The legislation will deal with people suspected of terrorism who have not been brought to court and those who have fled prison.
Sinn Fein has repeatedly pressed for them to be able to return to Northern Ireland.
Under the legislation, paramilitary fugitives would have their cases heard by a special tribunal, but, if found guilty, would be freed on licence without having to go to jail.
Former Conservative leader Iain Duncan Smith said Mr Hain was proposing to give people who had "run away from their crime" the opportunity to avoid it "completely and utterly".
SDLP leader Mark Durkan denied that the proposals flowed from the Good Friday Agreement, whilst the DUP's William McCrea appeared close to tears whilst talking about close relatives who had lost their lives through terrorism.
The government should consider amendments, Paul Murphy said
He denounced the bill as an "attempt to appease IRA murderers".
Some Labour backbenchers, such as Frank Field and Kate Hoey, also criticised the bill.
Mr Field told MPs that a different standard was being set for those who he referred to as "white Protestant and Catholic terrorists" to that for "black Muslim terrorists".
Justice minister David Hanson told the Commons they would consider amendments on whether suspects should appear in person before the special tribunal.
He said this could happen once the measure reached the committee stage at Westminster.
The bill was passed by 310 votes to 262, a majority of 48.
A Conservative Party attempt to block the bill's second reading because it "creates an amnesty for terrorist fugitives" was rejected by 313 to 258, a government majority of 55.
Former Northern Ireland Secretary Paul Murphy had earlier said the government should consider very seriously "sensible amendments" to its bill.
Mr Murphy acknowledged a 2003 deal did not require on-the-runs to appear in person before a special tribunal. But he said consideration should be given to deal with victims possibly having to appear, but not the accused.
Secretary of State Peter Hain defended the bill in the Commons debate.
Citing the previous Conservative government's decision to enter into secret contact with the IRA, Mr Hain said governments had to take difficult decisions to further the peace process.

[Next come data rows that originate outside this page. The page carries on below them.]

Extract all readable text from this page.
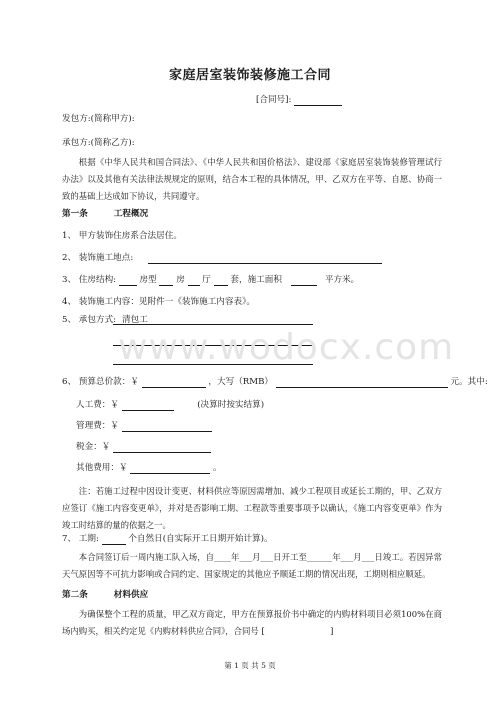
家庭居室装饰装修施工合同
[合同号]:
发包方:(简称甲方):
承包方:(简称乙方):
根据《中华人民共和国合同法》、《中华人民共和国价格法》、建设部《家庭居室装饰装修管理试行办法》以及其他有关法律法规规定的原则，结合本工程的具体情况，甲、乙双方在平等、自愿、协商一致的基础上达成如下协议，共同遵守。
第一条	工程概况
1、 甲方装饰住房系合法居住。
2、 装饰施工地点:
3、 住房结构:	房型 房 厅 套，施工面积	平方米。
4、 装饰施工内容：见附件一《装饰施工内容表》。
5、 承包方式: 清包工
www.wodocx.com
6、 预算总价款：￥	，大写（RMB）	元。其中:
人工费：￥	(决算时按实结算)
管理费：￥
税金：￥
其他费用：￥	。
注：若施工过程中因设计变更、材料供应等原因需增加、减少工程项目或延长工期的，甲、乙双方应签订《施工内容变更单》，并对是否影响工期、工程款等重要事项予以确认，《施工内容变更单》作为竣工时结算的量的依据之一。
7、 工期:	个自然日(自实际开工日期开始计算)。
本合同签订后一周内施工队入场，自____年___月___日开工至______年___月___日竣工。若因异常天气原因等不可抗力影响或合同约定、国家规定的其他应予顺延工期的情况出现，工期则相应顺延。
第二条	材料供应
为确保整个工程的质量，甲乙双方商定，甲方在预算报价书中确定的内购材料项目必须100%在商场内购买，相关约定见《内购材料供应合同》，合同号 [	]
第 1 页 共 5 页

DUP leader Ian Paisley said there could be no closure for relatives when no action had been taken over the deaths of 202 RUC officers moved into the "cold case" investigations.
"How does he think that this legislation, which is really a wiping of the stone clear, how will that ever close what is in the hearts and the minds and the souls of those people?" he said.
Ulster Unionist MP Lady Sylvia Hermon said the bill was "so morally wrong and so morally bankrupt" she could never vote for it.
Liberal Democrat spokesman Lembit Opik said it was "perverse" that on-the-runs should be allowed home whilst those exiled by paramilitaries remained outside Northern Ireland.
'No easy option'
Speaking earlier, Mr Hain denied the fugitives were getting an easy option.
"It's part of bringing closure to NI's past, just as after the Agreement over 400 paramilitary prisoners were released on licence," he said.
"If they breached the terms of these licences, as some did, they were hauled back in and this could happen to these people who are now outside the reach of the UK jurisdiction."
During Prime Minister's Question Time, Tony Blair said allowing paramilitary fugitives to return will cause a lot of pain and anguish, which is going to have to be dealt with.
The prime minister was responding to a question from DUP MP David Simpson, who asked Mr Blair what the British people would think if the killers of a female police officer in Bradford last Friday were granted an amnesty.
In response, Mr Blair said he understood "the pain and anguish" the legislation would cause.
"I hope he understands that as a result of the Good Friday Agreement those people convicted of terrorist offences before 1998 have been released, it is now necessary to deal with those who have not been convicted but nonetheless have been suspected of such offences," he said.